Additionally, these parties attach non-interactive zero-knowledge proofs of knowledge that show that the group elements sent are indeed of that form (for instance, the group elements sent were not picked in an oblivious manner). So, if a party in the protocol sends $u=g^{\alpha}\cdot h^{\beta}$ it also has to attach $\pi_{g,h}(u)$ which is a ZKPOK that proves that $u$ is in the desired form.
In my attempts to prove soundness of a protocol, I am assuming in contradiction that there exists a PPT adversary $\mathcal{A}$ which breaks the protocol, and then I use $\mathcal{A}$ as a subroutine in a new PPT $\mathcal{B}$ which breaks an intractable problem (specifically, Discrete Logarithm in $\mathbb{G}$).
However, my problem is that I want $\mathcal{B}$ to use $\mathcal{A}$ in a black box manner, but I also want to use its "exponents" (discrete logarithms) $\alpha, \beta$ after running $\mathcal{A}$ in order to compute the discrete logarithm of an arbitrary group element $a\in \mathbb{G}$. However, $\mathcal{A}$ can choose $\alpha, \beta$ in any manner which $\mathcal{B}$ running $\mathcal{A}$ may not know.

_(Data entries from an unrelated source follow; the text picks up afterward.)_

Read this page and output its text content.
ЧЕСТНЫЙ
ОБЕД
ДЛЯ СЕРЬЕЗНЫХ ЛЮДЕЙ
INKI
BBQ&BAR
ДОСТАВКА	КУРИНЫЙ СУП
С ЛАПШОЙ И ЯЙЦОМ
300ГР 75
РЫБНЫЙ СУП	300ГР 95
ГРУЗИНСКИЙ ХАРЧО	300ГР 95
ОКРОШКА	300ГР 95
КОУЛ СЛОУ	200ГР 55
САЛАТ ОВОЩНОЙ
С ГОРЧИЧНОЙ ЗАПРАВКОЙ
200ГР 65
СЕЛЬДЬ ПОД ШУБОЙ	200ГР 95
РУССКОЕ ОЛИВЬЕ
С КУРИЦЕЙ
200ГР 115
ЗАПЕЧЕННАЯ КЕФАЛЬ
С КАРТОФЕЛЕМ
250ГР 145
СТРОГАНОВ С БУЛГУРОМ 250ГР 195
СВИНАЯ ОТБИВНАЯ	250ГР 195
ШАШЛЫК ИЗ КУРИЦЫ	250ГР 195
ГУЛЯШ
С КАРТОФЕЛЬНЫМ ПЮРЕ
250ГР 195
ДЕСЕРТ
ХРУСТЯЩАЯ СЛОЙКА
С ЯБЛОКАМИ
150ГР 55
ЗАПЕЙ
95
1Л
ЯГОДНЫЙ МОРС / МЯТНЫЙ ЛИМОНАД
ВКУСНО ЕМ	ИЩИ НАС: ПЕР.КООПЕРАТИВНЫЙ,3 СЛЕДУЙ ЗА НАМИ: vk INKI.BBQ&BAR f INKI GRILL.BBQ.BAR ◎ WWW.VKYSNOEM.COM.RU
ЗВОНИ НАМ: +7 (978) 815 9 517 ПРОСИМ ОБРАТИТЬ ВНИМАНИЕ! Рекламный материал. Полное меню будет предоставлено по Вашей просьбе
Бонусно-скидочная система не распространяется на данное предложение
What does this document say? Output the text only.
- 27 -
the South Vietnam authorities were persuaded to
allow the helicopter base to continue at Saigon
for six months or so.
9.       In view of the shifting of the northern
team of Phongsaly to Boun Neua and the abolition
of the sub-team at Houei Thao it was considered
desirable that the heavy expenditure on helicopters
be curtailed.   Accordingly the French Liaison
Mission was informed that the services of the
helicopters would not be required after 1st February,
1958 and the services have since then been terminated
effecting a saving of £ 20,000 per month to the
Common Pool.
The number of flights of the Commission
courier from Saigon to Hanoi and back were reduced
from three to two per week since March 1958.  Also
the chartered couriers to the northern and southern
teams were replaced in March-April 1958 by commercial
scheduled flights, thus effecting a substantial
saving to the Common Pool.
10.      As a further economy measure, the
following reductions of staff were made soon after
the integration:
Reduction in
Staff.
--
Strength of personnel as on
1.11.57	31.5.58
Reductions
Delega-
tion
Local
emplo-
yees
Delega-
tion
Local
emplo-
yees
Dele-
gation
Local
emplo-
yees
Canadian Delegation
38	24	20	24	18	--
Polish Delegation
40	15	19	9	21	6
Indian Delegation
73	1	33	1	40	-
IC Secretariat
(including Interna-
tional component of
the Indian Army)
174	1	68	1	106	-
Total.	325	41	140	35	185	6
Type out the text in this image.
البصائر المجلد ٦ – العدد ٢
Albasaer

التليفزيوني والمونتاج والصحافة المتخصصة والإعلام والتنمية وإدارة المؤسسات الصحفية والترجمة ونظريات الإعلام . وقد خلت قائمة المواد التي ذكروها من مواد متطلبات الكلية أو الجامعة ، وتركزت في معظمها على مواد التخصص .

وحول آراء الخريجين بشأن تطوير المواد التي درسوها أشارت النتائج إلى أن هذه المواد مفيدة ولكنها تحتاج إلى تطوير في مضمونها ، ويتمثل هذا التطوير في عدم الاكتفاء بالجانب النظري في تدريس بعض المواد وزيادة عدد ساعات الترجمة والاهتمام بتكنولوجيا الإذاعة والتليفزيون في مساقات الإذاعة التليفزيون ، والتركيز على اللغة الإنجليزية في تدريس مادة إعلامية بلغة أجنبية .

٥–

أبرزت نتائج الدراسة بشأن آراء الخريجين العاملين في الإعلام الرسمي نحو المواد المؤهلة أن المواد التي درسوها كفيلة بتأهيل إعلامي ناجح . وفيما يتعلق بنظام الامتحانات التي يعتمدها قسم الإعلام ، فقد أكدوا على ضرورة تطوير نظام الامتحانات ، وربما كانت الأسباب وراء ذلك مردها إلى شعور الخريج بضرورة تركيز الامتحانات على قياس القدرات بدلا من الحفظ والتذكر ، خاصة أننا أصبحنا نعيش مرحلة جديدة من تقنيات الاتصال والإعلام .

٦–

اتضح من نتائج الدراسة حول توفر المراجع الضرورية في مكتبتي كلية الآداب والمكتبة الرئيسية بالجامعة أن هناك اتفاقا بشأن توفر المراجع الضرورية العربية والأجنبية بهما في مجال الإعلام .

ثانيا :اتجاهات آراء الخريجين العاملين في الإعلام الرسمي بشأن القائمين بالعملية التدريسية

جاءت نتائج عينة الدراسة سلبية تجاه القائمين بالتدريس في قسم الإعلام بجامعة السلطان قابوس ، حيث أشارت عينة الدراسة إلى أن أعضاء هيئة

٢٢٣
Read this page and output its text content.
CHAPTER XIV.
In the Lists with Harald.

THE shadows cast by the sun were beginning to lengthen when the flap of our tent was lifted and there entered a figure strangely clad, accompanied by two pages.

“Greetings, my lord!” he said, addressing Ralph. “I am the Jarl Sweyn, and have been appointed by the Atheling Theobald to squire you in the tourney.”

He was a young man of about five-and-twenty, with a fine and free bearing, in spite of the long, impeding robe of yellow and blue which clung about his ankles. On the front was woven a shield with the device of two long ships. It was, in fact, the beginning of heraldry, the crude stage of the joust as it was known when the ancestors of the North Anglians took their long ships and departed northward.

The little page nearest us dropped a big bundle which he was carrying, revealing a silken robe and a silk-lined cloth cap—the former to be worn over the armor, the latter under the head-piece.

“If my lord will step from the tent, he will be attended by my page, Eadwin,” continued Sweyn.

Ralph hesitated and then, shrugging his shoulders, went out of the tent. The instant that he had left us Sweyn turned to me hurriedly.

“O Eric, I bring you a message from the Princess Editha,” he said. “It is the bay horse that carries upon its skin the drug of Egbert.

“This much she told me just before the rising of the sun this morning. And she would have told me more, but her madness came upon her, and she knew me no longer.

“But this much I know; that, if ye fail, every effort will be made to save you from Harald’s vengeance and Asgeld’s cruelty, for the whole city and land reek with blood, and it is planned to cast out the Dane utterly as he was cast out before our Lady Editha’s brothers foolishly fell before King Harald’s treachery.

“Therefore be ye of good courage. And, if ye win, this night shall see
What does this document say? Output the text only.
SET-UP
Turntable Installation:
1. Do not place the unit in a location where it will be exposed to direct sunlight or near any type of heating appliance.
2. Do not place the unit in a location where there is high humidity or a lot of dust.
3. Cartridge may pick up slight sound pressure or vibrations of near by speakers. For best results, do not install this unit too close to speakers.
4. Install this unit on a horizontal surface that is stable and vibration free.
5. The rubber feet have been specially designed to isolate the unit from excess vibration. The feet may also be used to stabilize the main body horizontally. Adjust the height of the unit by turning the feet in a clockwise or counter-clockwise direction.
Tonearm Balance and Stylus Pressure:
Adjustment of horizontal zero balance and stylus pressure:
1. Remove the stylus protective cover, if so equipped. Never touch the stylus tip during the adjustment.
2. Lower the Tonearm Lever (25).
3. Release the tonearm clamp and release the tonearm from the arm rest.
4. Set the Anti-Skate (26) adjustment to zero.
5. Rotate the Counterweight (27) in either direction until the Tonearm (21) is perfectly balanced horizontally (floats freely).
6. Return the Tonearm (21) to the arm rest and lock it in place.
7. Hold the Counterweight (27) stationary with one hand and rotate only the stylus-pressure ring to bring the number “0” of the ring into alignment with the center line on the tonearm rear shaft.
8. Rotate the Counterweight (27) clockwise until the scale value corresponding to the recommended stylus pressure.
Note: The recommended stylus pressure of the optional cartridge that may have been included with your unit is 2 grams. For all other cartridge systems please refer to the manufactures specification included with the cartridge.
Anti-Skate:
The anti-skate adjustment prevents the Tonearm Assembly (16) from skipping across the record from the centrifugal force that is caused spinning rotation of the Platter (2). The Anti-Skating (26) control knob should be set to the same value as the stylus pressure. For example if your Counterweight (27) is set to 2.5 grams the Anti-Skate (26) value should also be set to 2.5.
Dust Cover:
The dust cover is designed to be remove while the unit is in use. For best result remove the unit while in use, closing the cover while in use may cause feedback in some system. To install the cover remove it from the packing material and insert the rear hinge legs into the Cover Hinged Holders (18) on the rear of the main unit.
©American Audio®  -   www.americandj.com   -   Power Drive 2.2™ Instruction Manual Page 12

How do I resolve this disparity?
What I had in mind, is to have $\mathcal{A}$ output $\alpha, \beta$ as part of its output, and reason that since $\mathcal{A}$ has to attach a ZKPOK of $\alpha, \beta$ when sending its group element(s), it computed $\alpha, \beta$ on its own and therefore it can also output them.
- Can I alter $\mathcal{A}$'s output in such a manner to fit my needs?
- Is there a different / better approach to solve the problem where I need access to discrete logarithms sent by a party controlled by a black boxed PPT ?
- Can anyone point me to a paper that entails a proof with a similar technique?
Many thanks in advance.